Маршал шагнул вперед, фигура в капюшоне остановилась, словно приглядываясь, а потом двинулась к нему. Проклятый! Не может быть! Епископ Илларион. В такую ночь, один, здесь? Хотя почему бы Его Преподобию не прийти туда же, куда принесло маршала Арции.
– Монсигнор Мальвани… – Так, он его тоже узнал. – Вы? Здесь? В такую пору?
– Так же как и вы, Ваше Преподобие, – поклонился маршал, – впрочем, моему появлению есть весьма прозаическое объяснение. Мне показалось, что я слышу детский плач. Я решил, что к Ратуше подбросили младенца, но, видимо, ошибся. – Анри сам не понял, почему не сказал про кошек. Сейчас Илларион увидит их следы и, смеясь, заметит, что младенец, видимо, был с хвостом и о четырех ногах. Анри глянул вниз и не поверил своим глазам. На снегу были только человеческие следы. Его и епископа.

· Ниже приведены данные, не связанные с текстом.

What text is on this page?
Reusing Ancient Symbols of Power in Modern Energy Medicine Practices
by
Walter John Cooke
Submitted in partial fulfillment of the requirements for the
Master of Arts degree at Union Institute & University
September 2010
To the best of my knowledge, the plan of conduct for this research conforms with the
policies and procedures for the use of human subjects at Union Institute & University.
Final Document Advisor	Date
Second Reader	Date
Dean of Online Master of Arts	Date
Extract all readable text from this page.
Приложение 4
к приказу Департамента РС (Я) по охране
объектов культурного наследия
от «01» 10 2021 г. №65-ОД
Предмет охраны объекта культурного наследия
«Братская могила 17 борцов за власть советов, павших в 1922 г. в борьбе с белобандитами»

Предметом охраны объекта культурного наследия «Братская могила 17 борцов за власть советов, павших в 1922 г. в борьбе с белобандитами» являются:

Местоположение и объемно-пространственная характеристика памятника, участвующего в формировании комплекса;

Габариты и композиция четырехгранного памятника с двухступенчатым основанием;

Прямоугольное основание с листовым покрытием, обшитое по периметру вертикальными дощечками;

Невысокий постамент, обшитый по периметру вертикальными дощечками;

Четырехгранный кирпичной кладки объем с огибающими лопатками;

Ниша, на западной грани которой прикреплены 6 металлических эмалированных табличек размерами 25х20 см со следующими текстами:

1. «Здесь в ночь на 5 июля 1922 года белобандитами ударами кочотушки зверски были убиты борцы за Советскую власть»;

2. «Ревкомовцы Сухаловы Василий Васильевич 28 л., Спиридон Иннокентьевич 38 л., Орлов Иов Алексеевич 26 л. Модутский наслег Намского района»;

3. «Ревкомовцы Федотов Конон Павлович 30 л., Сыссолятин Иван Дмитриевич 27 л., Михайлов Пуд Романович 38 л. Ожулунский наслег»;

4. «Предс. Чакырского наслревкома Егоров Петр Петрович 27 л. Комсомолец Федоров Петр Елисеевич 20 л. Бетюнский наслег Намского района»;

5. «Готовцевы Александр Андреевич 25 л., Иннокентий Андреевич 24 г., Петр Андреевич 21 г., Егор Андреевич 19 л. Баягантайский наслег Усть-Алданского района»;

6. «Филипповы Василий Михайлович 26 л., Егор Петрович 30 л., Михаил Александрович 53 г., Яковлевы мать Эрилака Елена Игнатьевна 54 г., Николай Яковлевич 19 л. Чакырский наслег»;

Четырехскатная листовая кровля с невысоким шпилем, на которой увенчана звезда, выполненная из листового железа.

Их заперли отдельно от других. Наверное, потому, что они были самой ценной добычей. Эдмон граф Рунский, второй сын герцога Тагэре, старый Этьен ре Фло, его старший сын Леон, несчастный габладор с белым творожистым лицом, глава мунтского ополчения мэтр Жарвье, так и не расставшийся со своим шлемом, и двое нобилей, внук и наследник графа Койлы виконт Иданский и барон Валлок, огромный и грузный, как чинтский бык. Они молчали, частично от усталости и отчаянья, частично потому, что в подвале пригородной харчевни, куда их втолкнули, расположилось полдюжины эскотцев.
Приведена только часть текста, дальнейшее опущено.